Objectives: Many rheumatoid arthritis (RA) patients continue to experience persistent pain even after successful management of joint inflammation. Clinical data indicate that RA patients treated with the JAK inhibitor baricitinib consistently achieve pain relief that cannot be entirely attributed to its anti-inflammatory effects. In this study, we investigated the antinociceptive properties of baricitinib using the collagen antibody-induced arthritis (CAIA) model in which mechanical hypersensitivity persists long after resolution of joint inflammation.

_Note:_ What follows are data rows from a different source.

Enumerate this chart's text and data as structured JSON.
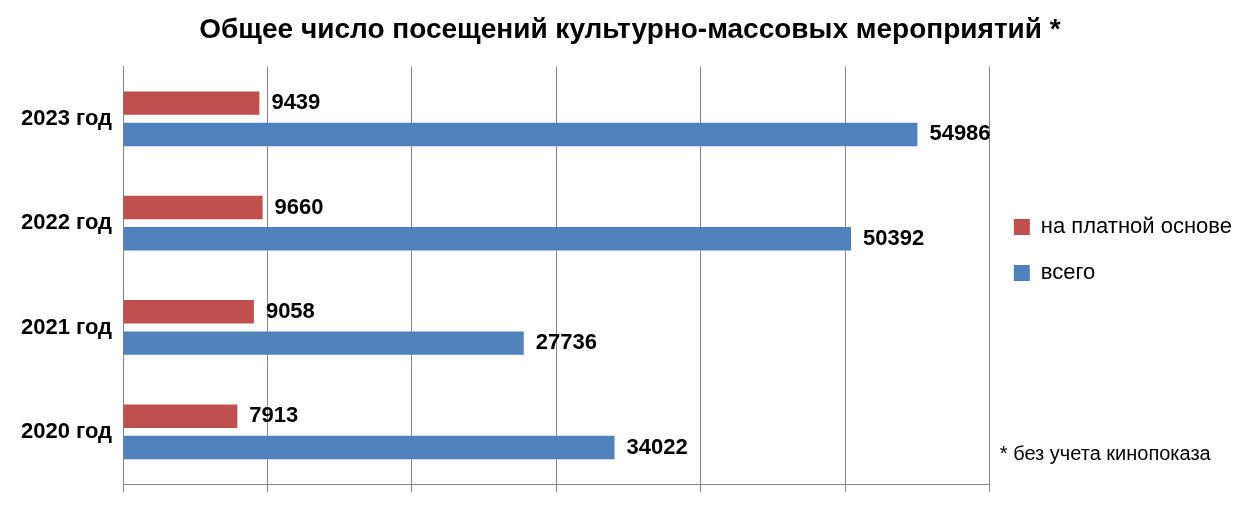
{
  "chart_data": {
    "type": "bar",
    "orientation": "horizontal",
    "title": "Общее число посещений культурно-массовых мероприятий *",
    "categories": [
      "2023 год",
      "2022 год",
      "2021 год",
      "2020 год"
    ],
    "series": [
      {
        "name": "на платной основе",
        "color": "#c0504d",
        "values": [
          9439,
          9660,
          9058,
          7913
        ]
      },
      {
        "name": "всего",
        "color": "#4f81bd",
        "values": [
          54986,
          50392,
          27736,
          34022
        ]
      }
    ],
    "xlim": [
      0,
      60000
    ],
    "xticks": [
      {
        "value": 0,
        "label": null
      },
      {
        "value": 10000,
        "label": null
      },
      {
        "value": 20000,
        "label": null
      },
      {
        "value": 30000,
        "label": null
      },
      {
        "value": 40000,
        "label": null
      },
      {
        "value": 50000,
        "label": null
      },
      {
        "value": 60000,
        "label": null
      }
    ],
    "tick_labels": "y",
    "grid": "x",
    "legend": "right",
    "data_labels": true,
    "annotations": [
      "* без учета кинопоказа"
    ]
  }
}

Methods: The effects of baricitinib, etanercept (tumour necrosis factor inhibitor), and LP-922761 (adaptor protein-2 (AP2) associated kinase 1 (AAK1) inhibitor) on pain-like behaviour in CAIA mice were examined. Tissue samples from the late, low-grade inflammatory phase were examined for the effect of the treatments. Additionally, in vitro experiments using dorsal root ganglion (DRG) cells were conducted to assess baricitinib's influence on neuronal excitability and cell morphology.

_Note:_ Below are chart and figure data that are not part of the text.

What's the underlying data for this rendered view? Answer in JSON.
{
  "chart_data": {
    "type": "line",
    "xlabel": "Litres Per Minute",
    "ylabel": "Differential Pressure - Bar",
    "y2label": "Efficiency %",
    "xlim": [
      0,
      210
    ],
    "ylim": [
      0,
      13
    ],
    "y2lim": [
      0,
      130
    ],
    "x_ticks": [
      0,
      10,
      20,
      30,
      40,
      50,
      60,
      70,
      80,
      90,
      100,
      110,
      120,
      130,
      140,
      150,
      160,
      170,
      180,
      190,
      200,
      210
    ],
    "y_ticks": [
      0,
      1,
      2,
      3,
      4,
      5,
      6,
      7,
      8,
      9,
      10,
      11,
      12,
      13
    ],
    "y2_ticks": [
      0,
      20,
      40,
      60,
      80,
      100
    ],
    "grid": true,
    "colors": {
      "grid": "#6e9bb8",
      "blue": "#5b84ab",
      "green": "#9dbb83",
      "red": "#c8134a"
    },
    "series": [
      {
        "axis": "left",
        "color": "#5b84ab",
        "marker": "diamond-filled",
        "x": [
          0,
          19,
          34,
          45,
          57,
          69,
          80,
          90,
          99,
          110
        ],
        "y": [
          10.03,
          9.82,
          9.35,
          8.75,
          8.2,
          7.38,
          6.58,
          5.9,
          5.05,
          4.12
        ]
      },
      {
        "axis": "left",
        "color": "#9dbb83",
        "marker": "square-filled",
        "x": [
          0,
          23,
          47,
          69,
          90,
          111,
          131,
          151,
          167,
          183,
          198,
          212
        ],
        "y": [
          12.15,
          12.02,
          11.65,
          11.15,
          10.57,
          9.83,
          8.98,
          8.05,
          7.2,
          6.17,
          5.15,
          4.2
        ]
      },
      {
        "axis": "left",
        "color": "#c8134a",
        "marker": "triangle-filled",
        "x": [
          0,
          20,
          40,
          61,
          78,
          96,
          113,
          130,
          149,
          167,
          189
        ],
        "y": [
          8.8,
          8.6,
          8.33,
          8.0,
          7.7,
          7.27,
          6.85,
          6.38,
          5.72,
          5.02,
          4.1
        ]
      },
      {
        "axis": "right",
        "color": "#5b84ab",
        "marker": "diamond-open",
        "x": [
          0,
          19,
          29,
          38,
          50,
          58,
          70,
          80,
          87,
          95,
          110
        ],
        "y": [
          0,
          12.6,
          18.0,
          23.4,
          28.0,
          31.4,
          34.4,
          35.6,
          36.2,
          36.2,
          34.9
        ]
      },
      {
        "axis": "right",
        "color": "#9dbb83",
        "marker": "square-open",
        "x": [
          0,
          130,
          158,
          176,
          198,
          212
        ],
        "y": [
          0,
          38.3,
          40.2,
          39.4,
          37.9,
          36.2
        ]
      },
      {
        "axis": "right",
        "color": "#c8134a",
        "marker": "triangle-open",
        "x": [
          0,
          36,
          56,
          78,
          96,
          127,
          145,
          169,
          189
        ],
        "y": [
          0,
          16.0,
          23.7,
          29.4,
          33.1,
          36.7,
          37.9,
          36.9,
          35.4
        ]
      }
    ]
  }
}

Results: Baricitinib reduced CAIA-induced joint inflammation, but its antinociceptive effects were most pronounced during the late phase when etanercept was ineffective. Administering baricitinib both early and late significantly decreased CAIA-induced bone loss, synovial innervation, and baseline STAT3 phosphorylation in ankle joints and DRGs. Unlike etanercept, baricitinib effectively reduced pain-like behaviour and synovial hyperinnervation when administered exclusively in the late phase. Additionally, baricitinib modulated glial cell morphology and neuronal excitability in vitro. Notably, it inhibited AAK1 signalling in DRGs, with AAK1 kinase activity blockade providing an antinociceptive effect in the CAIA model.

Conclusions: Our data suggests that baricitinib has antinociceptive effects by targeting not only immune cells but also neurons and glia cells via inhibition of 2 signalling pathways linked to chronic pain.